Speaker
Description
Neutron scattering is an ideal probe of the atomic structure and dynamics in solids, from fast ionic diffusion in solid electrolytes to lattice dynamics in thermoelectrics or ferroelectrics. These dynamics bridge the time-scales probed by quasielastic and inelastic neutron scattering (QENS/INS). This presentation will illustrate the complementarity of QENS -both coherent and incoherent- and INS, as well as opportunities to leverage machine learning and large-scale atomistic simulations. Examples will focus on fast ion diffusion in superionic conductors [1-5].

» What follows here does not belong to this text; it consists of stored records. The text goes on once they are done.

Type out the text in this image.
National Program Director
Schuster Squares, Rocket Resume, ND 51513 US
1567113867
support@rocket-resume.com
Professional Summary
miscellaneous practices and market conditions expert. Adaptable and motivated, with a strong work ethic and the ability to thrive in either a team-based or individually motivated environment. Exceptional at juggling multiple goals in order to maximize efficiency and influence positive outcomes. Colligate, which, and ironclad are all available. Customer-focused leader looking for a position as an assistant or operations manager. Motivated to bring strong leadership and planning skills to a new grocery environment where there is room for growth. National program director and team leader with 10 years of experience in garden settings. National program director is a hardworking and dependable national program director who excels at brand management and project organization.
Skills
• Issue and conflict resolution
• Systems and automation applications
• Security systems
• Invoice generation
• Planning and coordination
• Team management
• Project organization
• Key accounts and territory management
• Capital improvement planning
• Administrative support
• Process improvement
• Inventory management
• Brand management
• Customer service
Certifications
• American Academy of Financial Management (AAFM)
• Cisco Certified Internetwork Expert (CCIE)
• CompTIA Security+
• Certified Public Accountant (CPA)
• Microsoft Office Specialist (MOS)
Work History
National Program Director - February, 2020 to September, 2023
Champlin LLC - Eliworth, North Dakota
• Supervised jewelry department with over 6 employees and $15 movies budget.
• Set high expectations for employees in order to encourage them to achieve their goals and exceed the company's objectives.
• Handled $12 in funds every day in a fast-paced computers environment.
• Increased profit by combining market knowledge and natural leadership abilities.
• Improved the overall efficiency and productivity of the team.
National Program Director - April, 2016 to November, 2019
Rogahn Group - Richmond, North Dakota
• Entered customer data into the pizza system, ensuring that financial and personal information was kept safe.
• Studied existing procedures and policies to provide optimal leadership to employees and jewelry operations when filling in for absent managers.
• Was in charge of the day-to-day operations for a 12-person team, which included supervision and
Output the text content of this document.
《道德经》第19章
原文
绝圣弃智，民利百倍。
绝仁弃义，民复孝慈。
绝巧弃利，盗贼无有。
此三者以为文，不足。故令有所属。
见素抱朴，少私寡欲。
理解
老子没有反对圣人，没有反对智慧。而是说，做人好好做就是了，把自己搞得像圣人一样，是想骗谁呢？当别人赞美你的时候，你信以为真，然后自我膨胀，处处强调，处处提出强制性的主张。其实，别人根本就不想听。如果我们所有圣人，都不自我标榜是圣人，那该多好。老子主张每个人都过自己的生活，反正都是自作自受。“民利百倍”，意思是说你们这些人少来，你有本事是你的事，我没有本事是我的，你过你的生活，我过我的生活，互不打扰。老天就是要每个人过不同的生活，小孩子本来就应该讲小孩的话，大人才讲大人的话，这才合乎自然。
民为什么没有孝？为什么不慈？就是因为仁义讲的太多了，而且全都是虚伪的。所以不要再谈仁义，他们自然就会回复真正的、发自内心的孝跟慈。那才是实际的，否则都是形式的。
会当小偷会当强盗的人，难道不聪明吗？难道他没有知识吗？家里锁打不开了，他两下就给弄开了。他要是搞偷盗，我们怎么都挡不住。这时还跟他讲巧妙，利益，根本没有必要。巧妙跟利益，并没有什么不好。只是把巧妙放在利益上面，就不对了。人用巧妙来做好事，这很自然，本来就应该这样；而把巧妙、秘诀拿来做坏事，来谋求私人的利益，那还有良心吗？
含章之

The design of new solid-state electrolytes (SSEs) for future solid-state batteries hinges on identifying key diffusion mechanisms that can improve material performance. While static structural descriptors have been correlated with fast diffusion, the host framework flexibility and vibrations and their complex dynamic coupling with mobile ions remain insufficiently understood. Phonons describe the atomic dynamics in crystalline materials, a convenient basis to encode possible minimum energy pathways for ion migration, and provide insights into correlated ion jumps. We investigated a series of halide and sulfide fast Na+/Li+ ion conductors, using a combination of coherent/incoherent QENS, INS, ab-initio molecular dynamics (AIMD), and machine-learning molecular dynamics (MLMD). In several instances, we find that soft anharmonic phonon modes play an important role in facilitating ionic hops, reflecting the softness in the potential energy surface. Further, the different coherent/incoherent components of QENS, supplemented with large-scale MLMD simulations, provide intricate details of the diffusion process. These results offer detailed microscopic insights into the dynamic mechanisms of fast ion diffusion in solid-state electrolytes.
[1] J. L. Niedziela, et al., Nature Physics 15, 73–78 (2019)
[2] M. K. Gupta, et al., Energy and Environmental Science 14, 6554-6563 (2021)
[3] M.K. Gupta et al., Advanced Energy Materials 12, 2200596 (2022)
[4] Q. Ren et al., Nature Materials 22, 999–1006 (2023)
[5] J. Ding et al., Nature Physics 21, 118–125 (2025).